Seperti masyarakat kebanyakan, siswa
beranggapan bahwa guru adalah sosok orang dewasa yang mampu memberikan
perlindungan terhadap dirinya. Guru pun diyakini sebagai sosok yang harus
dihormati, dipercayai dan mempunyai ketulusan budi.
Maka, ketika seorang siswa mengalami pelecehan
seksual dari gurunya, biasanya ia cenderung bersikap diam dan tertutup. Seperti
kebanyakan anak, dia sadar bahwa dirinya hanyalah seorang bocah dengan kekuatan
yang tidak seberapa. Sehingga, tidak akan mudah baginya meyakinkan orang-orang
dewasa di sekitarnya kalau gurunya telah memperlakukannya secara tidak senonoh.
Layak jika kasus semacam ini menjadi lama
terungkap, karena pelaku (oknum guru) akan selalu bersembunyi di balik jubah
kehormatan profesi maupun kepercayaan besar masyarakat sekitar.
Guru menyandang empat macam profesionalitas
yang harus selalu dijunjung tinggi, yaitu profesional, sosial, kepribadian dan
pedagogik. Diatur dalam Permendiknas Nomor 16 Tahun 2007 khususnya pada
kompetensi kepribadian yang harus dimiliki seorang guru, di antaranya adalah
bertindak sesuai dengan norma agama, hukum, sosial serta kebudayaan nasional
yang beragam.

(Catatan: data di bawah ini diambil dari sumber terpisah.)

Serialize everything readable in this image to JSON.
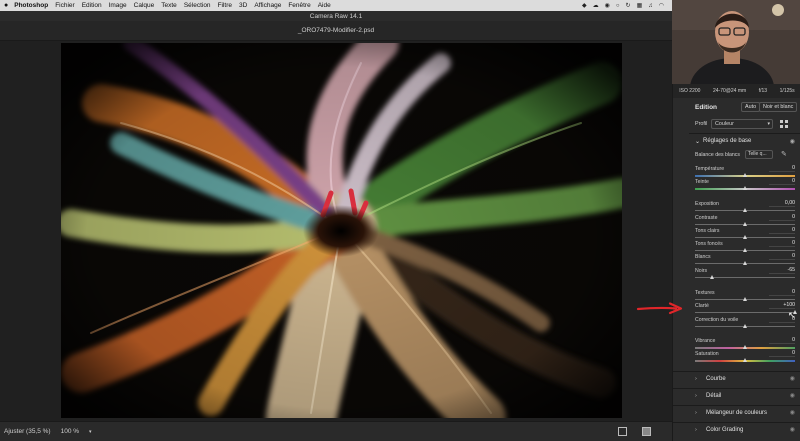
{
  "menubar": {
    "app": "Photoshop",
    "items": [
      "Fichier",
      "Edition",
      "Image",
      "Calque",
      "Texte",
      "Sélection",
      "Filtre",
      "3D",
      "Affichage",
      "Fenêtre",
      "Aide"
    ]
  },
  "window": {
    "title": "Camera Raw 14.1",
    "filename": "_ORO7479-Modifier-2.psd"
  },
  "bottombar": {
    "zoom_label": "Ajuster (35,5 %)",
    "zoom_value": "100 %"
  },
  "metadata": {
    "iso": "ISO 2200",
    "lens": "24-70@24 mm",
    "aperture": "f/13",
    "shutter": "1/125s"
  },
  "edition": {
    "title": "Edition",
    "auto_label": "Auto",
    "bw_label": "Noir et blanc"
  },
  "profil": {
    "label": "Profil",
    "value": "Couleur"
  },
  "basic": {
    "title": "Réglages de base",
    "wb_label": "Balance des blancs",
    "wb_value": "Telle q...",
    "sliders": [
      {
        "label": "Température",
        "value": "0",
        "level": 0.5
      },
      {
        "label": "Teinte",
        "value": "0",
        "level": 0.5
      },
      {
        "label": "Exposition",
        "value": "0,00",
        "level": 0.5
      },
      {
        "label": "Contraste",
        "value": "0",
        "level": 0.5
      },
      {
        "label": "Tons clairs",
        "value": "0",
        "level": 0.5
      },
      {
        "label": "Tons foncés",
        "value": "0",
        "level": 0.5
      },
      {
        "label": "Blancs",
        "value": "0",
        "level": 0.5
      },
      {
        "label": "Noirs",
        "value": "-65",
        "level": 0.175
      },
      {
        "label": "Textures",
        "value": "0",
        "level": 0.5
      },
      {
        "label": "Clarté",
        "value": "+100",
        "level": 1.0
      },
      {
        "label": "Correction du voile",
        "value": "0",
        "level": 0.5
      },
      {
        "label": "Vibrance",
        "value": "0",
        "level": 0.5
      },
      {
        "label": "Saturation",
        "value": "0",
        "level": 0.5
      }
    ]
  },
  "sections": [
    "Courbe",
    "Détail",
    "Mélangeur de couleurs",
    "Color Grading"
  ],
  "colors": {
    "panel_bg": "#2b2b2b",
    "canvas_bg": "#202020",
    "annotation_arrow": "#e0262a"
  }
}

Lebih lanjut dikuatkan lagi bahwa guru harus menampilkan diri
sebagai pribadi yang jujur, berakhlak mulia dan menjadi teladan bagi peserta
didik dan masyarakat.
Dhus, seorang guru yang tega melakukan
pelecehan seksual terhadap siswanya, masih layakkah disebut sebagai seorang
guru? Dia bukan saja melanggar Permendiknas, tetapi juga melanggar janji setia
kepada Tuhannya. Dia yang seharusnya bisa menjadi teladan bagi masyarakat,
lingkungan, keluarga dan anak didiknya, justru melakukan perbuatan yang tidak
bermoral. Oknum guru semacam ini tidak pantas lagi kita sebut sebagai seorang
guru.
Pengetahuan, kebijaksanaan, kemampuan
memberikan pencerahan, kewibawaan dan kewenangan seorang guru adalah alasan
mengapa seorang guru harus dihormati. Maka, melakukan sebuah tindak asusila,
apalagi terhadap muridnya sendiri sama saja mencoret semua alasan tersebut.
Sudah selayaknya hukuman yang setimpal harus diterimakan kepadanya.

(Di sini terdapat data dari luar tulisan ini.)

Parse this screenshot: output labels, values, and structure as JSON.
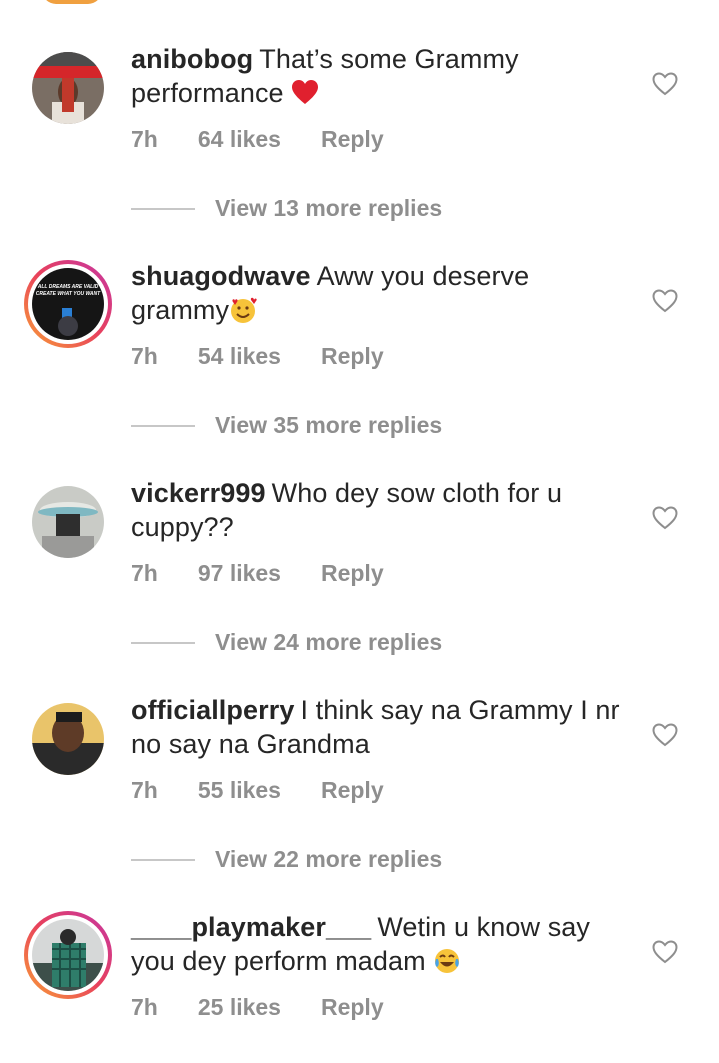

Ancaman hukuman 15 tahun penjara yang
disebutkan dalam UU Nomor 23 Tahun 2002 pun layak direvisi karena hukuman yang
lebih berat harus ditimpakan kepada para pelaku. Bahkan, jika pelakunya adalah
seorang pendidik, maka seharusnya dia perlu dimakzulkan. Predikatnya sebagai
guru harus dicopot, selamanya.
Kasus guru mesum ini akan sangat dahsyat
dampaknya bagi korban yang notabene adalah generasi penerus bangsa. Bukan tidak
mungkin, korban seharusnya bisa menjadi seorang dokter, ilmuwan, seniman, atau
profesi lain. Namun, karena masa depannya dihancurkan oleh oknum gurunya
sendiri, pupuslah semua yang dicita-citakan. Mereka juga tertekan secara
psikologis sehingga cenderung menarik diri dari pergaulan. Ini tentu akan
menyulitkannya untuk berkembang di kemudian hari. Bagaimanapun guru yang berbuat mesum secara jelas
telah melakukan pelanggaran etika, mengingkari sumpah jabatan guru dan juga UU.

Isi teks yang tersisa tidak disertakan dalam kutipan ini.